MGMT 17300: Data Mining Lab

Data Types and Handling Data Types in R

Professor: Davi Moreira

August 01, 2024

Overview

  • Lesson 04 and Lesson 05 Exercises Review
  • Data Types
  • Viewing Data Types in R
  • Redefining Data Types in R
  • Data Types and Their Impact

Lesson 04 Exercises Review

Lesson 05 Exercises Review

Data Types

Introduction to Data Types

Data can take various forms, and identifying the correct data type is essential for analysis. In this course, we focus on:

  • Numerical data (e.g., age, temperature)
  • Logical data (e.g., TRUE, FALSE)
  • Categorical data (e.g., gender, color)
  • Ordinal data (e.g., academic performance levels)
  • Text data (e.g., essays, speeches)
  • Date and time data (e.g., 1/1/2023)

Importance of Data Types in R

Data types are critical for:

  • Correct interpretation during analysis
  • Efficient memory usage and performance
  • Avoiding erroneous calculations (e.g., treating categorical data as numeric)

Excel Example

Viewing Data Types in R

Viewing Data Types in R

To inspect the data types in an R dataframe:

  • class(): View the type of a single variable
  • str(): Get a concise summary of the dataframe, including the data type of each variable
# View the type of a single variable
class(mtcars$gear)

# View the structure and data types of the entire dataframe
str(mtcars)

Redefining Data Types in R

Redefining Data Types in R

Sometimes, R may misinterpret the data type. You can redefine the data type using functions like as.numeric(), as.character(), and as.factor().

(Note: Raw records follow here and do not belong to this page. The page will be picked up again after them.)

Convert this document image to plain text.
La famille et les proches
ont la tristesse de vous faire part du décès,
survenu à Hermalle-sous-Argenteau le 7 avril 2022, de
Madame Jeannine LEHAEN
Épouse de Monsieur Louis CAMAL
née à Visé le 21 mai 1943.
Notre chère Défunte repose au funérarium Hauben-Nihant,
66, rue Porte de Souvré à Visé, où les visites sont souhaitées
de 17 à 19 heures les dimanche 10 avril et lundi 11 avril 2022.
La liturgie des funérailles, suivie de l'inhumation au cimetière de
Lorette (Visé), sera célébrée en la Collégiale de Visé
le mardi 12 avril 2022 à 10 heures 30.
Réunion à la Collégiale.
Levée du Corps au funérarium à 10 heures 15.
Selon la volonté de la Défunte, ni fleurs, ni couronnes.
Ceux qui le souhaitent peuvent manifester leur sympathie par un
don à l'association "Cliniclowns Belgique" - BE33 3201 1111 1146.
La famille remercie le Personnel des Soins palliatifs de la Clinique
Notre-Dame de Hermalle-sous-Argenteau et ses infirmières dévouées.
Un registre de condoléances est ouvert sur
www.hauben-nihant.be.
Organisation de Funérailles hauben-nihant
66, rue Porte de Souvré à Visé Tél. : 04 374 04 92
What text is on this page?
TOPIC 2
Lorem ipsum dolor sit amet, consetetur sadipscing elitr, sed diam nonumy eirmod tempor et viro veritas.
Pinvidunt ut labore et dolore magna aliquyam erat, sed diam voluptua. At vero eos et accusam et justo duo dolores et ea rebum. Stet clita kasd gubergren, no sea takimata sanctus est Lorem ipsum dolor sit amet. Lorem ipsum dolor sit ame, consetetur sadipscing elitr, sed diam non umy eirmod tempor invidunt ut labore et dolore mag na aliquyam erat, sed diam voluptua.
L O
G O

# Redefine the vs and am variables in mtcars as categorical
mtcars$vs <- as.factor(mtcars$vs)
mtcars$am <- as.factor(mtcars$am)

# Confirm the changes
str(mtcars)

Example: mtcars Dataset

The mtcars dataset includes variables that could be redefined as categorical. For instance:

  • vs and am are numeric by default but represent categorical data.

By redefining them as factors, we avoid incorrect numeric operations.

# Redefining as factors
mtcars$vs <- as.factor(mtcars$vs)
mtcars$am <- as.factor(mtcars$am)

Data Types and Their Impact

Choosing the correct data type impacts:

  • Performance: Using integers vs floats

  • Memory Usage: Numerical types consume more memory

  • Analysis: Properly defined categorical variables ensure meaningful grouping and sorting.

Summary

Summary

  • R supports various data types: numerical, categorical, text, date/time, etc.

  • Use class() and str() to inspect data types in a dataframe.

  • Correctly define or redefine data types using as.numeric(), as.character(), as.factor(), and other functions for accurate analysis.

Thank you!